Clay has this to say about “cultural capital:”
“Cultural capital is used to position people in a particular status hierarchy among their peers. Furthermore, it acts as a criterion for setting up boundaries and determining who is legitimate or authentic in a setting, excluding those that lack legitimacy.” (p. 1349)
There’s a growing literature that examines how gender and racial identities are actually “performed” the same way that an actor performs in a play or a television show. Our racial and gender identities then are not just a product of our phenotype and/or our genitalia, but are a product of how we literally ACT. For Clay, hip-hop becomes one way to sift and separate the black from the not-so-black, and the black black from the simply black. Note how she uses “cultural capital” differently here–cultural capital becomes something that individuals possess in order to communicate amongst their peers, rather than a form that is used by multinational corporations in order to extract profit. I note also that when she talks about a “hip-hop identity” it actually isn’t clear what about these kids’ identity makes them hip-hop…other than their race, and the fact that they say that hip-hop is an important part of their lives. No breaking, no graffiti, none of them are MCs or DJs that I can tell, and the one musical moment that Clay cites is actually an Usher moment. Maybe Usher is hip-hop…but I’m sure some would beg to differ.

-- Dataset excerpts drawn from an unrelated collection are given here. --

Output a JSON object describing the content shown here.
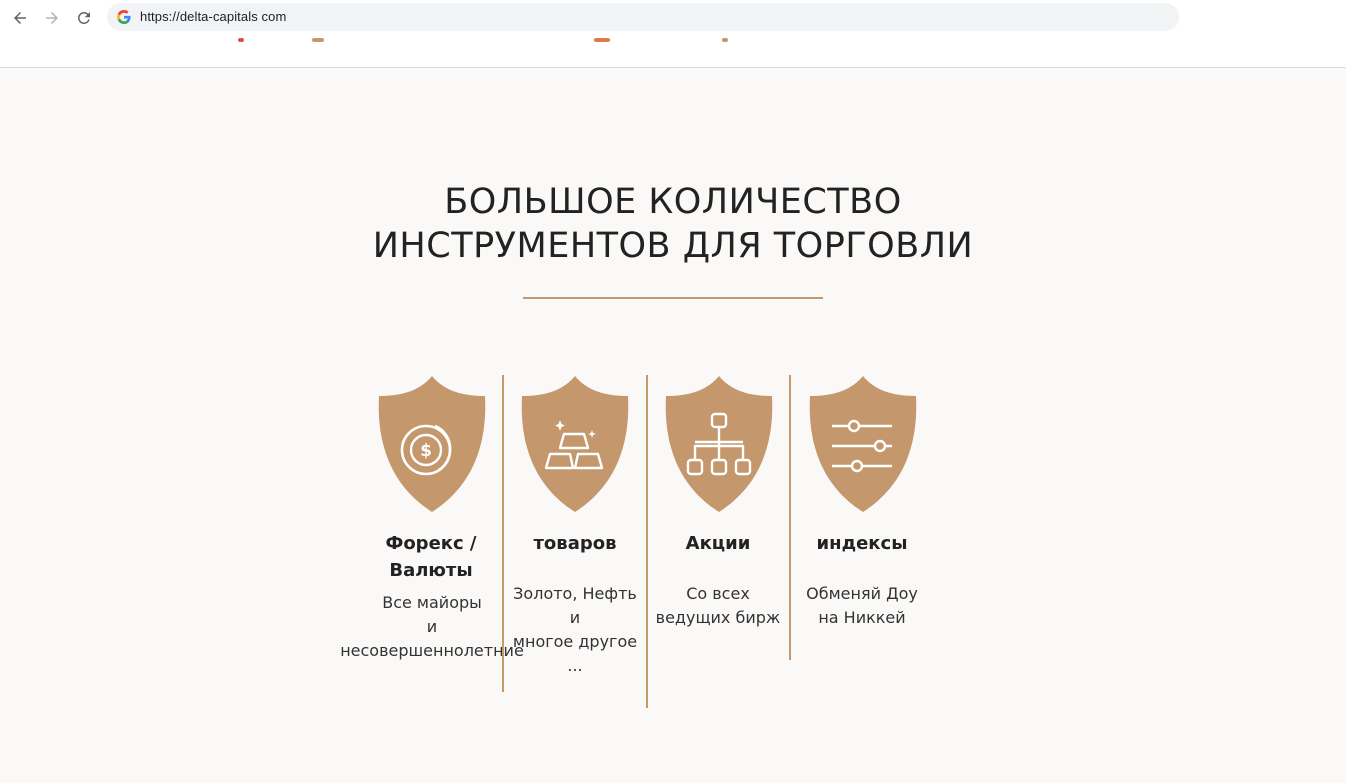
{
  "browser": {
    "url": "https://delta-capitals com"
  },
  "section": {
    "title_line1": "БОЛЬШОЕ КОЛИЧЕСТВО",
    "title_line2": "ИНСТРУМЕНТОВ ДЛЯ ТОРГОВЛИ"
  },
  "features": [
    {
      "icon": "coins-dollar-icon",
      "title_line1": "Форекс /",
      "title_line2": "Валюты",
      "desc_lines": [
        "Все майоры",
        "и",
        "несовершеннолетние"
      ]
    },
    {
      "icon": "gold-bars-icon",
      "title_line1": "товаров",
      "desc_lines": [
        "Золото, Нефть",
        "и",
        "многое другое",
        "..."
      ]
    },
    {
      "icon": "hierarchy-icon",
      "title_line1": "Акции",
      "desc_lines": [
        "Со всех",
        "ведущих бирж"
      ]
    },
    {
      "icon": "sliders-icon",
      "title_line1": "индексы",
      "desc_lines": [
        "Обменяй Доу",
        "на Никкей"
      ]
    }
  ],
  "colors": {
    "accent": "#c49a6c",
    "shield": "#c4986c",
    "background": "#faf9f8",
    "text": "#222222"
  }
}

The relationship between Black youth and hip-hop culture is the focus of this article. The author considers how African American youth use hip-hop as a form of cultural capital in everyday settings. By focusing on how Black youth interact with one another at the City Youth Center, the article examines how this particular form of cultural capital may be used to authenticate a Black identity. Finally, how the articulation of this identity is based on traditional gender roles is explored. Bourdieu’s theory of cultural capital is heavily relied on to investigate how Black youth construct legitimate racial boundaries in predominately Black settings. The intention is to provide an extension of Bourdieu’s theory by examining how Black youth identity is formed and renegotiated in everyday interactions with other Black youth and how this negotiation is mediated through hip-hop culture.